Personal Experiments to Reduce Uncertainty and Manage Health

By June 20, 2015December 6th, 2023Caregiver, ePatient, Written Only
Spread the love
Health consists of one experiment after another.  What works? One of my challenges is neuropathy. People with diabetes and multiple sclerosis commonly have neuropathy. There’s sensory and motor neuropathy. Sensory Neuropathy causes tingling and numbness, pins and needles and hypersensitivity, increased pain or the loss of ability to feel pain, loss of ability to detect changes in heat and cold, loss of co-ordination and proprioception (knowing where your body is. I bump into door jambs), and burning, stabbing, lancing, boring or shooting pains – which may be worse at night. Motor Neuropathy causes muscle weakness – causing unsteadiness and difficulty performing small movements such as buttoning the shirt, muscle wasting, or muscle twitching and cramps.  I have symptoms of both. It’s seriously annoying.
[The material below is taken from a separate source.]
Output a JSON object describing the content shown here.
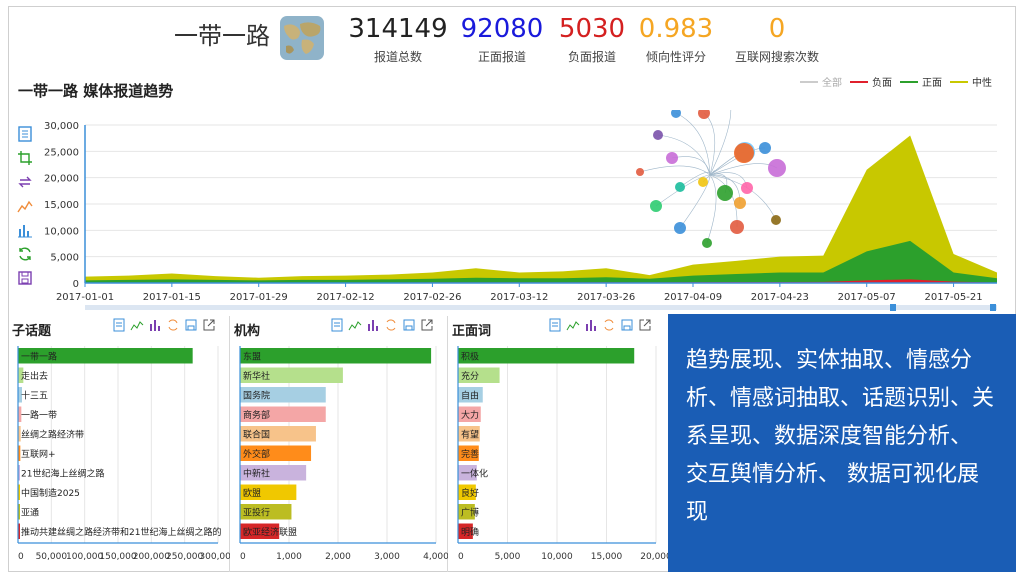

When I told my neurologist about these symptoms he prescribed Gabapentin (Neurontin).  He told me about several placebo-controlled, comparative effectiveness studies (CER) done showing the effectiveness of Gabapentin.  But what does effectiveness mean? Does better than placebo mean 10% better, 50% better?  50% fewer symptoms?  Which symptoms? It’s research (experiments) about populations (groups of carefully selected research subjects).  I tried to pull articles to better understand this, but I would have to pay $30 per article. Gabapentin is for treatment of epilepsy. You need to build up a level of the drug in your system. The doctor couldn’t tell me how it would affect me. That is research of one (me).  I didn’t want to take such a drug. I’m afraid it would dull my sharp mind. So I’ve experimented with non-drug treatments (on myself). I tried to be at one with my neuropathy, not get freaked out by, but become intimate with it. It feels like this, lasts that long. The zen approach. Reducing fear is huge. My symptoms increase when I’m freaked out. I’ve found that massage helps – keeps my muscles looser, manages cramping.  Acupuncture helps. The day after acupuncture treatment the neuropathy is worse, but then better for 3-4 weeks.  Exciting! So I’ve come up with an acceptable routine to keep it at a seriously annoying level and I’m not taking an epilepsy drug. I still bump into door jambs, my left thigh muscles are wasting, I’m quite sensitive to toe and finger heat and cold.
These are experiments – personal research – managing uncertainty – managing my health.  My way works for me, maybe not for someone else.  But the key is knowing my limits and experimenting.  Doing my own comparative effectiveness research.